Inspired by Julian, I’ve taken time this year to look more closely at the feelings and movements of losing my mom. The peace that comes from writing about it isn’t just cathartic, but also organizational. I feel like I can see my heart working and understand my emotions better when I put things into words.
St. Ignatius of Loyola (1491-1556) wrote a guide for working through emotions by evaluating their source. He also developed a way to do this with a mentor. Over a period of four weeks, one makes the Spiritual Exercises alongside a spiritual director who is trained to listen and respond with appropriate support and follow-up questions. This method of space, reflection, and conversation has been used in the Church for centuries to invite people to get to the heart of what is happening in their lives at the moment — and to discover how God might be meeting them there.

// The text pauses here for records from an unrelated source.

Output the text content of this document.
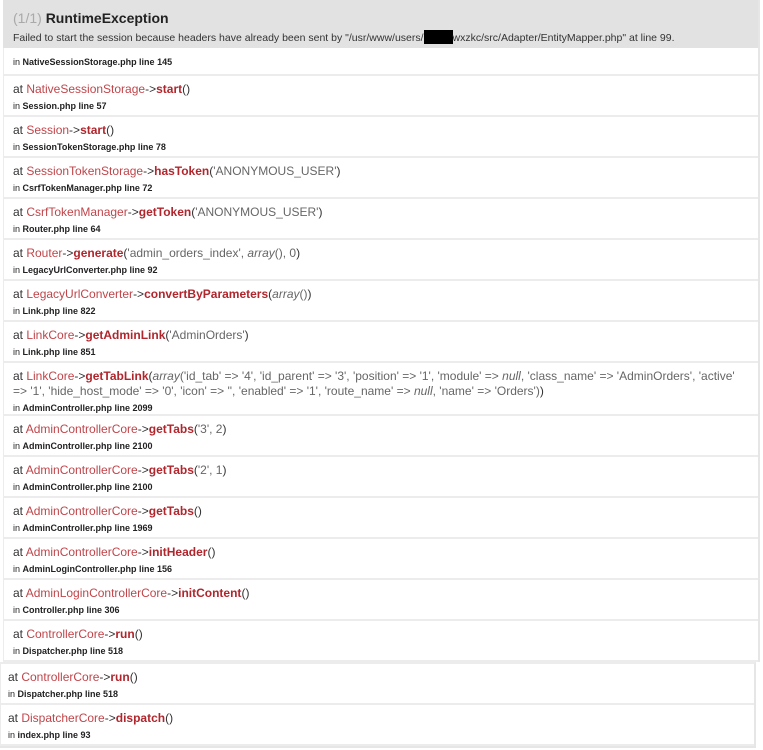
(1/1) RuntimeException
Failed to start the session because headers have already been sent by "/usr/www/users/	wxzkc/src/Adapter/EntityMapper.php" at line 99.
in NativeSessionStorage.php line 145
at NativeSessionStorage->start()
in Session.php line 57
at Session->start()
in SessionTokenStorage.php line 78
at SessionTokenStorage->hasToken('ANONYMOUS_USER')
in CsrfTokenManager.php line 72
at CsrfTokenManager->getToken('ANONYMOUS_USER')
in Router.php line 64
at Router->generate('admin_orders_index', array(), 0)
in LegacyUrlConverter.php line 92
at LegacyUrlConverter->convertByParameters(array())
in Link.php line 822
at LinkCore->getAdminLink('AdminOrders')
in Link.php line 851
at LinkCore->getTabLink(array('id_tab' => '4', 'id_parent' => '3', 'position' => '1', 'module' => null, 'class_name' => 'AdminOrders', 'active' => '1', 'hide_host_mode' => '0', 'icon' => '', 'enabled' => '1', 'route_name' => null, 'name' => 'Orders'))
in AdminController.php line 2099
at AdminControllerCore->getTabs('3', 2)
in AdminController.php line 2100
at AdminControllerCore->getTabs('2', 1)
in AdminController.php line 2100
at AdminControllerCore->getTabs()
in AdminController.php line 1969
at AdminControllerCore->initHeader()
in AdminLoginController.php line 156
at AdminLoginControllerCore->initContent()
in Controller.php line 306
at ControllerCore->run()
in Dispatcher.php line 518
at ControllerCore->run()
in Dispatcher.php line 518
at DispatcherCore->dispatch()
in index.php line 93
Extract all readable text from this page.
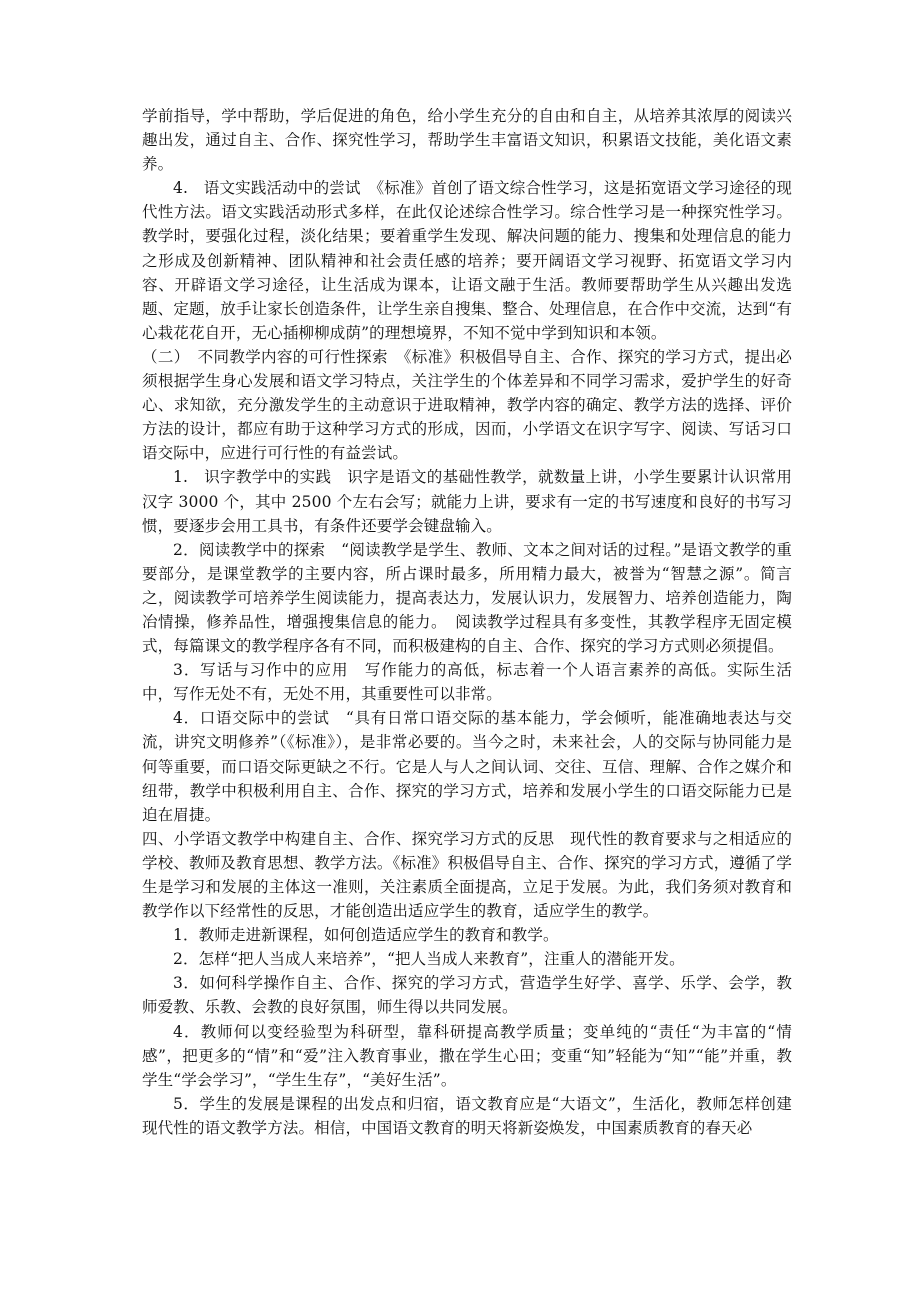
学前指导，学中帮助，学后促进的角色，给小学生充分的自由和自主，从培养其浓厚的阅读兴趣出发，通过自主、合作、探究性学习，帮助学生丰富语文知识，积累语文技能，美化语文素养。

4.　语文实践活动中的尝试　《标准》首创了语文综合性学习，这是拓宽语文学习途径的现代性方法。语文实践活动形式多样，在此仅论述综合性学习。综合性学习是一种探究性学习。教学时，要强化过程，淡化结果；要着重学生发现、解决问题的能力、搜集和处理信息的能力之形成及创新精神、团队精神和社会责任感的培养；要开阔语文学习视野、拓宽语文学习内容、开辟语文学习途径，让生活成为课本，让语文融于生活。教师要帮助学生从兴趣出发选题、定题，放手让家长创造条件，让学生亲自搜集、整合、处理信息，在合作中交流，达到“有心栽花花自开，无心插柳柳成荫”的理想境界，不知不觉中学到知识和本领。

（二）　不同教学内容的可行性探索　《标准》积极倡导自主、合作、探究的学习方式，提出必须根据学生身心发展和语文学习特点，关注学生的个体差异和不同学习需求，爱护学生的好奇心、求知欲，充分激发学生的主动意识于进取精神，教学内容的确定、教学方法的选择、评价方法的设计，都应有助于这种学习方式的形成，因而，小学语文在识字写字、阅读、写话习口语交际中，应进行可行性的有益尝试。

1.　识字教学中的实践　识字是语文的基础性教学，就数量上讲，小学生要累计认识常用汉字 3000 个，其中 2500 个左右会写；就能力上讲，要求有一定的书写速度和良好的书写习惯，要逐步会用工具书，有条件还要学会键盘输入。

2．阅读教学中的探索　“阅读教学是学生、教师、文本之间对话的过程。”是语文教学的重要部分，是课堂教学的主要内容，所占课时最多，所用精力最大，被誉为“智慧之源”。简言之，阅读教学可培养学生阅读能力，提高表达力，发展认识力，发展智力、培养创造能力，陶冶情操，修养品性，增强搜集信息的能力。　阅读教学过程具有多变性，其教学程序无固定模式，每篇课文的教学程序各有不同，而积极建构的自主、合作、探究的学习方式则必须提倡。

3．写话与习作中的应用　写作能力的高低，标志着一个人语言素养的高低。实际生活中，写作无处不有，无处不用，其重要性可以非常。

4．口语交际中的尝试　“具有日常口语交际的基本能力，学会倾听，能准确地表达与交流，讲究文明修养”（《标准》），是非常必要的。当今之时，未来社会，人的交际与协同能力是何等重要，而口语交际更缺之不行。它是人与人之间认词、交往、互信、理解、合作之媒介和纽带，教学中积极利用自主、合作、探究的学习方式，培养和发展小学生的口语交际能力已是迫在眉捷。

四、小学语文教学中构建自主、合作、探究学习方式的反思　现代性的教育要求与之相适应的学校、教师及教育思想、教学方法。《标准》积极倡导自主、合作、探究的学习方式，遵循了学生是学习和发展的主体这一准则，关注素质全面提高，立足于发展。为此，我们务须对教育和教学作以下经常性的反思，才能创造出适应学生的教育，适应学生的教学。

1．教师走进新课程，如何创造适应学生的教育和教学。

2．怎样“把人当成人来培养”，“把人当成人来教育”，注重人的潜能开发。

3．如何科学操作自主、合作、探究的学习方式，营造学生好学、喜学、乐学、会学，教师爱教、乐教、会教的良好氛围，师生得以共同发展。

4．教师何以变经验型为科研型，靠科研提高教学质量；变单纯的“责任“为丰富的“情感”，把更多的“情”和“爱”注入教育事业，撒在学生心田；变重“知”轻能为“知”“能”并重，教学生“学会学习”，“学生生存”，“美好生活”。

5．学生的发展是课程的出发点和归宿，语文教育应是“大语文”，生活化，教师怎样创建现代性的语文教学方法。相信，中国语文教育的明天将新姿焕发，中国素质教育的春天必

The Spiritual Exercises help people unearth patterns of negative thinking and begin to name their source. Emotions are seen as movements toward or away from the love of God. An honest evaluation of emotions allows us to see them as indicators that point the way toward balance. Mindfully attending to our emotions also helps us name what truly brings us joy. Often, the Spiritual Exercises are used to discern a satisfying calling.
This summer I finally did the work to find a good therapist — someone to journey with me, but doesn’t have any stake in the game. She’s able to give a disinterested, benevolent evaluation of my choices, as well as guide me through a process that reroutes emotional pathways in the brain. It’s weird and awesome at the same time. This is the kind of intentional engagement with emotion that is our inheritance as Catholics.
Saints had anxiety, too
It is comforting to think of all the holy men and women who lived lives of anxiety, worry, and depression. Being a Saint doesn’t assume a life free from worry — it means knowing how to properly meet, express, and integrate worry.
That’s the thing about Saints — they are normal people. Many Saints lived seemingly unremarkable lives, but they found tools to integrate their anxieties in such a way that they remained oriented toward love. That’s the best we can do: acknowledge the reality of our mental health, and be confident that God desires us to choose love — for ourselves as much as for others.